Namun, di Kecamatan Kubu, pembabatan mangrove masih terus terjadi. Terutama, Hal ini terjadi karena lemahnya pengelolaan dan pengawasan. Berdasarkan Kajian dari IPB menunjukkan bahwa sebagian kawasan hutan mangrove telah dialihfungsikan, menyebabkan degradasi ekosistem yang mengancam fungsinya sebagai penyangga pesisir dan penyerap karbon. persoalan ini menjadi ancaman besar. Demikian juga hal nya terjadi di Batu Ampar, Penegakan hukum pembabatan mangrove ini sangat lemah koordinasi dan singkronisasi antara Dinas Perkebunan, Kehutanan, dan Pertambangan dengan Dinas Perikanan dan Kelautan di KKR menjadi salah satu faktor utama.

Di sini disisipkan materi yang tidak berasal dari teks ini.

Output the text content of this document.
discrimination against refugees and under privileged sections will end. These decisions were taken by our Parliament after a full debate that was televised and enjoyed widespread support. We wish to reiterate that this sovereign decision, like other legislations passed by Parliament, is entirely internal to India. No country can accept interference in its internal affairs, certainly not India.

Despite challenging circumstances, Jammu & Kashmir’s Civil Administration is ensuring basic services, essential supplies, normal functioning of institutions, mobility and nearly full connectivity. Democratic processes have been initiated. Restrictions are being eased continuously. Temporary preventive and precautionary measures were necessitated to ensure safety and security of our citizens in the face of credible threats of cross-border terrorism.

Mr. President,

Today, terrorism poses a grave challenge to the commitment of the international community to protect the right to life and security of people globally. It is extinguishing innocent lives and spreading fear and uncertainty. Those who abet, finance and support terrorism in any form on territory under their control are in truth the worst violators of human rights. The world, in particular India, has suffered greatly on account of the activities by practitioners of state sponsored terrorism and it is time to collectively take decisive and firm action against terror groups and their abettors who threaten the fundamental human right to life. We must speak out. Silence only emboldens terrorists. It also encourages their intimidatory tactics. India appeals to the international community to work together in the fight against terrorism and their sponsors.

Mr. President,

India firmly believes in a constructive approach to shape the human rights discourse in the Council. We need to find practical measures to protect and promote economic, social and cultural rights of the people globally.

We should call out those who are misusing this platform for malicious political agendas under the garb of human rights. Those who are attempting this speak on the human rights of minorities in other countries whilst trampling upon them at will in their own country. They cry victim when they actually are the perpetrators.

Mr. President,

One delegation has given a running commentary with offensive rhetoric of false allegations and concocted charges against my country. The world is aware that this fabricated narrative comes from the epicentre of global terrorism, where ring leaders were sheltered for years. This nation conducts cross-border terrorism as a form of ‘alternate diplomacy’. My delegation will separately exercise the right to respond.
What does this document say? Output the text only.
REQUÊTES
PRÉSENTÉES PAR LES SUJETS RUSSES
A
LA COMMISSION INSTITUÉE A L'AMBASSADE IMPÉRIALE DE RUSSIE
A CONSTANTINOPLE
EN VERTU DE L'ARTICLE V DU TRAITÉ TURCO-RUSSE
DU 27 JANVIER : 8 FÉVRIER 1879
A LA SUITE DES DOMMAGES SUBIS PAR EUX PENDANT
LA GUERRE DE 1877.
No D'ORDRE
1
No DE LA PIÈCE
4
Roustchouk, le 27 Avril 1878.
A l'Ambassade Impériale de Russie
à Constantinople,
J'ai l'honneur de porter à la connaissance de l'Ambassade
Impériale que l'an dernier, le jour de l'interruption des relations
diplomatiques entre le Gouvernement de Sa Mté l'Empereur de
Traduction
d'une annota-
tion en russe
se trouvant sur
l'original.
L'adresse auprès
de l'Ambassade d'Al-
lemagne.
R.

“Pemerintah Kabupaten Kubu Raya seperti nya belum ada Gerakan yang kongkrit dan terukur untuk melakukan penertiban terhadap pembabatan hutan mangrove ini. Dan yang lebih aneh sekali pemerintah membuat program restorasi mangrove dengan anggaran yang lumayan besar sementara pembabatan mangrove dibiarkan. Tanpa sanksi tegas terhadap pelaku pembabatan mangrove ini Masyarakat telah merasaskan akibatnya.” ujarnya.
Menurutnya Sikap penegak hukum terhadap pembabatan mangrove cenderung pasif, tidak konsisten. APH sepertinya sama sekali tidak peduli padahal persoalan ini persoalan yang sanagat serius Tindakan pembabataan mangrove ini dilarang berdasarkan perbuatan tertentu, tanpa memandang akibatnya masuk dalam Delik Formal (Formeel Delict) Tindakan yang dilarang karena akibat yang ditimbulkan terhadap pembabatan hutan mangrove ini masuk dalam Delik Material (Materieel Delict).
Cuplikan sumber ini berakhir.